EWTN Catholic Q&A
Existence of One God
Question from Nick on 09-07-2012:

Dear Dr. Richard,

Recently I've had a few discussions with my wife who considers herself a secularist. I've asked her about her belief in God and she says that she doesn't know if she can believe in the idea of God as I do as a Catholic. She states that if God created everything then something had to have created God, and that a another God would have had to create that God, and so on. She stated that if she were to believe in God then why not ten or twenty gods. In other words she believes that there is a possibility for a line of creation that extends from a singular God who kept on creating clones of himself, instead of a singular creator who exists as He is, and is simp,y creation Himself. What would you recommend for me to do in order to present God to her and help her to understand God not as a continual creation of a pre-existing God but as a singular trinitarian God that has, is, and always will be?

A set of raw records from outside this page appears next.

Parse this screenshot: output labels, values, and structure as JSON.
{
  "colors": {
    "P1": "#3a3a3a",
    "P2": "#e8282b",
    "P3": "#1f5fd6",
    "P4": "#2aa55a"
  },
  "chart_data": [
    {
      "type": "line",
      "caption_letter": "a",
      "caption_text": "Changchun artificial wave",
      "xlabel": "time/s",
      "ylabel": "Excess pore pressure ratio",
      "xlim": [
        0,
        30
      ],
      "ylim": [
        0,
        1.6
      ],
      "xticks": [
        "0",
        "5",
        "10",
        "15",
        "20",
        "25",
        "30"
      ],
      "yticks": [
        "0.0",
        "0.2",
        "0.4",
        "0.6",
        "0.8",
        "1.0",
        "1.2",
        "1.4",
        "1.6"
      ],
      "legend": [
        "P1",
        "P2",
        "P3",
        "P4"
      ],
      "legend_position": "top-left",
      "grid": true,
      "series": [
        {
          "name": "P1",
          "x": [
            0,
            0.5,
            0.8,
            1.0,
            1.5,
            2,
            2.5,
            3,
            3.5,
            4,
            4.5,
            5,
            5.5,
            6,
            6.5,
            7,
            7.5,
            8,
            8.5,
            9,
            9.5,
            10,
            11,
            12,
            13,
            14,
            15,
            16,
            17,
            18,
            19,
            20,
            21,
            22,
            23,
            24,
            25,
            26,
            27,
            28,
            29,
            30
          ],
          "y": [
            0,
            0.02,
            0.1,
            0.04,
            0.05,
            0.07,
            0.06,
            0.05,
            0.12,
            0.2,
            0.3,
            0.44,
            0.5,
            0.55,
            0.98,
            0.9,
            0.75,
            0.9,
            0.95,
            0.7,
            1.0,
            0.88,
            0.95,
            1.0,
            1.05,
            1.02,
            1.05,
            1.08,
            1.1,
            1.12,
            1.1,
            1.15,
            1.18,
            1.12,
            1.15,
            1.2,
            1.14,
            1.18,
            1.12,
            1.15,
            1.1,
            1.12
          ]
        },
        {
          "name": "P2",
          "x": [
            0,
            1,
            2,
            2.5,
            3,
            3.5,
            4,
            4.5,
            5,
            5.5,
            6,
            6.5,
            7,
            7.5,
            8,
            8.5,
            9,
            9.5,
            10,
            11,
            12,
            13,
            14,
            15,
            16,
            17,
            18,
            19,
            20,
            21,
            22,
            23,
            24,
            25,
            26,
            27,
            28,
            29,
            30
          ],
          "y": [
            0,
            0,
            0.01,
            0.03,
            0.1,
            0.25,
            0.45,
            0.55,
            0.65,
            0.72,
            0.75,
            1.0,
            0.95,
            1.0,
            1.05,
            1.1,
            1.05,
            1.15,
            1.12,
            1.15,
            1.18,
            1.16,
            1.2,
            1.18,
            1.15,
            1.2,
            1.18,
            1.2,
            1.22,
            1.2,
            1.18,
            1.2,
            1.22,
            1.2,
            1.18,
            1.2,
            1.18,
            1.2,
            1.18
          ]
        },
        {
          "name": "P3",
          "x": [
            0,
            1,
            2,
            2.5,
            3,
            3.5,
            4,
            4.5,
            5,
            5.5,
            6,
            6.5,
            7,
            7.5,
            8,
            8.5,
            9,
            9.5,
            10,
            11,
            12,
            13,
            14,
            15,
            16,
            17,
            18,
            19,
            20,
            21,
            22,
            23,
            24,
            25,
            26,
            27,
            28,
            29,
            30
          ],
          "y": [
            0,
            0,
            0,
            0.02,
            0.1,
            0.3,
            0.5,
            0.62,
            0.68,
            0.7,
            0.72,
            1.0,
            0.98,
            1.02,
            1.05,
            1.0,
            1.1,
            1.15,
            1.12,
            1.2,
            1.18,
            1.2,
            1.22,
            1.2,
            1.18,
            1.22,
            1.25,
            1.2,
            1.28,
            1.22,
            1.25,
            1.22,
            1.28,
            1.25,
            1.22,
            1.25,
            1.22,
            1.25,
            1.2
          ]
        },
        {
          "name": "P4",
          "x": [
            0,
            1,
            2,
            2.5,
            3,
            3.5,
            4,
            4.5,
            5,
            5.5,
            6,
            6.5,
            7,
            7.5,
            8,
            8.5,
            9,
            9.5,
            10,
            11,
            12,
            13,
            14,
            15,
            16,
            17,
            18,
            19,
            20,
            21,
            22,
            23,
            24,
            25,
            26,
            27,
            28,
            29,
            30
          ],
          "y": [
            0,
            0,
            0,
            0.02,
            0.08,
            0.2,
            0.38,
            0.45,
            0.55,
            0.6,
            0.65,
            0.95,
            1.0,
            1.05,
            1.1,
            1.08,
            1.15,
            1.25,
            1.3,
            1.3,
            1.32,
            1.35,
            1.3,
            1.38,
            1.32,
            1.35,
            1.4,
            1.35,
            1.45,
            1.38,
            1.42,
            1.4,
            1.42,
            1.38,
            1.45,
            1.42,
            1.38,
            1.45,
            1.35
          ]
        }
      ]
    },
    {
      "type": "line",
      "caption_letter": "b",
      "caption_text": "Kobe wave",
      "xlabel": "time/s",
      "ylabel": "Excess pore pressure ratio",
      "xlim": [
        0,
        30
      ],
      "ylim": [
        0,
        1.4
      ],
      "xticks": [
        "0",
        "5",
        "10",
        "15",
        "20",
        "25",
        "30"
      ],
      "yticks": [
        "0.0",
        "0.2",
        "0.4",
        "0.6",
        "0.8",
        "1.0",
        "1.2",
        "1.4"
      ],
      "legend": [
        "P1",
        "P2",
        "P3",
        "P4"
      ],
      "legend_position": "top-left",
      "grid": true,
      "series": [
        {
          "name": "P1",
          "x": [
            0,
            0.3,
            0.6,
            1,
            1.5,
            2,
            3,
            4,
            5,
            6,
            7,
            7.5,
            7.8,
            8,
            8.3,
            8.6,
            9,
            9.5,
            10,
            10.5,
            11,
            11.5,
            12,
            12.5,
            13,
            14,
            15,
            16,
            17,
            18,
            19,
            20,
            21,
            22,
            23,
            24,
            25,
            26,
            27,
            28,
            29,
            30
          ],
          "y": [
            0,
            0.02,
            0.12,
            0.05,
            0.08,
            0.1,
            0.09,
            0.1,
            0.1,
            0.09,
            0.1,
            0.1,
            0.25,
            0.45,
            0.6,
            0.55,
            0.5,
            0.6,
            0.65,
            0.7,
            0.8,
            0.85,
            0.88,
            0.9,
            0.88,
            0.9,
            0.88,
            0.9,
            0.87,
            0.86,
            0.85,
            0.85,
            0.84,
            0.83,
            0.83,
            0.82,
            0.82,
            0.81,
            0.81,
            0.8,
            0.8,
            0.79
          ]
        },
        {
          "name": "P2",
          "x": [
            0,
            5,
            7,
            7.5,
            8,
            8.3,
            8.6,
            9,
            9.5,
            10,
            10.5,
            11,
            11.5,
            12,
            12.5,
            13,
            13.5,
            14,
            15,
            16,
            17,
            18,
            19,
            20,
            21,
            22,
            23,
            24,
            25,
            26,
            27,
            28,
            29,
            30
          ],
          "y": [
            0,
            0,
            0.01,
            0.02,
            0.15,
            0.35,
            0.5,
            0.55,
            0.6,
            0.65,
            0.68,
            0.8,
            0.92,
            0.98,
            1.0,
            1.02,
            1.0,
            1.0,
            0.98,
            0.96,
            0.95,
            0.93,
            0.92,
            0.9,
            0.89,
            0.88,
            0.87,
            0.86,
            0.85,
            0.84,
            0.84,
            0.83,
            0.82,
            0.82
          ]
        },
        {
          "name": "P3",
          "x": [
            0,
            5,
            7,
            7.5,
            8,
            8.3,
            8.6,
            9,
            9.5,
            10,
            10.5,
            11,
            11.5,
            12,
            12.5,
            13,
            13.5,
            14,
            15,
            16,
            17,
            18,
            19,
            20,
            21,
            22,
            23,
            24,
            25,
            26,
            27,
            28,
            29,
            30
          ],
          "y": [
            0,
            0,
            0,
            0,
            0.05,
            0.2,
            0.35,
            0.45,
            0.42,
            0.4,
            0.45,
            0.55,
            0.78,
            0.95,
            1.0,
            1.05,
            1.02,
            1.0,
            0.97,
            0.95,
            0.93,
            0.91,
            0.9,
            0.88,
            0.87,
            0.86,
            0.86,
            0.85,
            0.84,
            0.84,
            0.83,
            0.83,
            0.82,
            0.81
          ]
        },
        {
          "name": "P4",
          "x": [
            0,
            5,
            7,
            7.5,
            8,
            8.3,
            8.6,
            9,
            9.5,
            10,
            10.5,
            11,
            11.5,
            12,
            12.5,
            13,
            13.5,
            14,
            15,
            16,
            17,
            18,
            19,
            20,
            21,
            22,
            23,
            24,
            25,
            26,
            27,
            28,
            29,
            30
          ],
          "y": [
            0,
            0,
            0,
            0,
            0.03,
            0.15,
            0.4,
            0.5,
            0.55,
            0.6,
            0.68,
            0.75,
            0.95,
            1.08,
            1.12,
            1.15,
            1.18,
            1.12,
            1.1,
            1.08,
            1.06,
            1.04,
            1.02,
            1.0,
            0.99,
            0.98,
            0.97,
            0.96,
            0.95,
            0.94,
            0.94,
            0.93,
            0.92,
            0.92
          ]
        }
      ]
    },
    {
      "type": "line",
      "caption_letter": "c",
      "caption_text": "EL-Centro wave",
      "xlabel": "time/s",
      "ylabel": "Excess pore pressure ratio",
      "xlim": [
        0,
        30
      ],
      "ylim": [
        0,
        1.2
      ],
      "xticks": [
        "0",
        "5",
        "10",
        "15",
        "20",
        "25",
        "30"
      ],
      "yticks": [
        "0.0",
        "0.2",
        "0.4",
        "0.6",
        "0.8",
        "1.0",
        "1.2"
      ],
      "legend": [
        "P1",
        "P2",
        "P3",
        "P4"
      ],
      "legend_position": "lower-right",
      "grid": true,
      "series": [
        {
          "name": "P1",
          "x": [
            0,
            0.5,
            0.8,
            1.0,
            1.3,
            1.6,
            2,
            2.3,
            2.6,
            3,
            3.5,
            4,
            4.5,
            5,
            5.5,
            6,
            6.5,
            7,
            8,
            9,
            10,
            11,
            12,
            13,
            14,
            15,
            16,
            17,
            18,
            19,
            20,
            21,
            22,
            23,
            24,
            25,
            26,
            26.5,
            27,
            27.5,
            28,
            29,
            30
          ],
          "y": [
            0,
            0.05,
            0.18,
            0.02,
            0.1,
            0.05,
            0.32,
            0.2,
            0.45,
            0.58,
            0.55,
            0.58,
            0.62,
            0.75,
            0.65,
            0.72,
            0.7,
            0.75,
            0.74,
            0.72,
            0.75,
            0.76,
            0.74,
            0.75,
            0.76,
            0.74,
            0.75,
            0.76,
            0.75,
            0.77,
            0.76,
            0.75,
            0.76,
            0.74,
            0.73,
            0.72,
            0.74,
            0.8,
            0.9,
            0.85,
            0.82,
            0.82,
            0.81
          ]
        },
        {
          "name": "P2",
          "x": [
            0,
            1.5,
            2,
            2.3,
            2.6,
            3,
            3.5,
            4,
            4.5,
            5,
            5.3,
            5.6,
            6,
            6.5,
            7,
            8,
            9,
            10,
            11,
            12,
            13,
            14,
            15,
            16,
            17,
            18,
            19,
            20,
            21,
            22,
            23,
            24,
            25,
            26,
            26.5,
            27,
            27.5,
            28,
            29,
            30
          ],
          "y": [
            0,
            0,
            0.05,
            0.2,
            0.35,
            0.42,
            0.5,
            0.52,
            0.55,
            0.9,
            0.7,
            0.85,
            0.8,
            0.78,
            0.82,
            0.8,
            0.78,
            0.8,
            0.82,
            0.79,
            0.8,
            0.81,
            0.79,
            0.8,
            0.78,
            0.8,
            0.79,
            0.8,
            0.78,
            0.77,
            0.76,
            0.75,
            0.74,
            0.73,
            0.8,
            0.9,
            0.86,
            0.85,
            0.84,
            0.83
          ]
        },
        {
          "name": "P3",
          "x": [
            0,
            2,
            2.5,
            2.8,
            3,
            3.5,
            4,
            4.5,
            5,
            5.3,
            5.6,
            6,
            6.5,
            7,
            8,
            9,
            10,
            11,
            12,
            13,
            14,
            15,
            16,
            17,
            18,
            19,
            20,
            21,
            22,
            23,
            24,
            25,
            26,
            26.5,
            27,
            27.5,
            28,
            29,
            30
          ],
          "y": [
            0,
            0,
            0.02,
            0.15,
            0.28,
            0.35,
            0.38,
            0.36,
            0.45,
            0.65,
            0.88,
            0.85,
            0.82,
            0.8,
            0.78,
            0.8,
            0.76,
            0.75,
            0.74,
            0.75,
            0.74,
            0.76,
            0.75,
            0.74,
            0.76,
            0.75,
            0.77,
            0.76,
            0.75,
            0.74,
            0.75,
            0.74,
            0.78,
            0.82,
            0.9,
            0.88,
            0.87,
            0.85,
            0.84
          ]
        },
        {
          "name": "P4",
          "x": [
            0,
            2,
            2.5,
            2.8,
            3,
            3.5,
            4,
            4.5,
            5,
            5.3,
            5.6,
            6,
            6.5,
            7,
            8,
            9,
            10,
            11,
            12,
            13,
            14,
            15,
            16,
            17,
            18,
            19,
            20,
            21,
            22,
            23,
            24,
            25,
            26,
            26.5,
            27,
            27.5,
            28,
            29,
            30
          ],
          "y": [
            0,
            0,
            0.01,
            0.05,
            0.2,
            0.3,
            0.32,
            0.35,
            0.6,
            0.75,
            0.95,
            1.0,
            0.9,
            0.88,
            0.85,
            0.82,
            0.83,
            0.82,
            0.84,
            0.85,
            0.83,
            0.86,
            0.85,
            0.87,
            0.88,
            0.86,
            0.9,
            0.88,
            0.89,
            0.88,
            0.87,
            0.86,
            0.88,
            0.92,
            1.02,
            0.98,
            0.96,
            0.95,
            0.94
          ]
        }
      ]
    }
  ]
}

Answer by Richard Geraghty on 09-21-2012:

Dear Nick,

You can point out to her that if she is right about every god having a beginning, then the the Christian God is impossible. He is the first cause. He cannot be caused. She is assuming that everything must be caused, even creators. The pagan Aristotle and the Christian Aquinas argue that an infinity of causes each causing the other is impossible. You could study up on that. But the more pertinent question is this: Does she want that there be a God or is she indifferent about it? If she is indifferent to the idea or even hostile, all philosophical arguments will be a waste of time. Why do any intellectual labor over a matter to which one is indifferent or even hostile?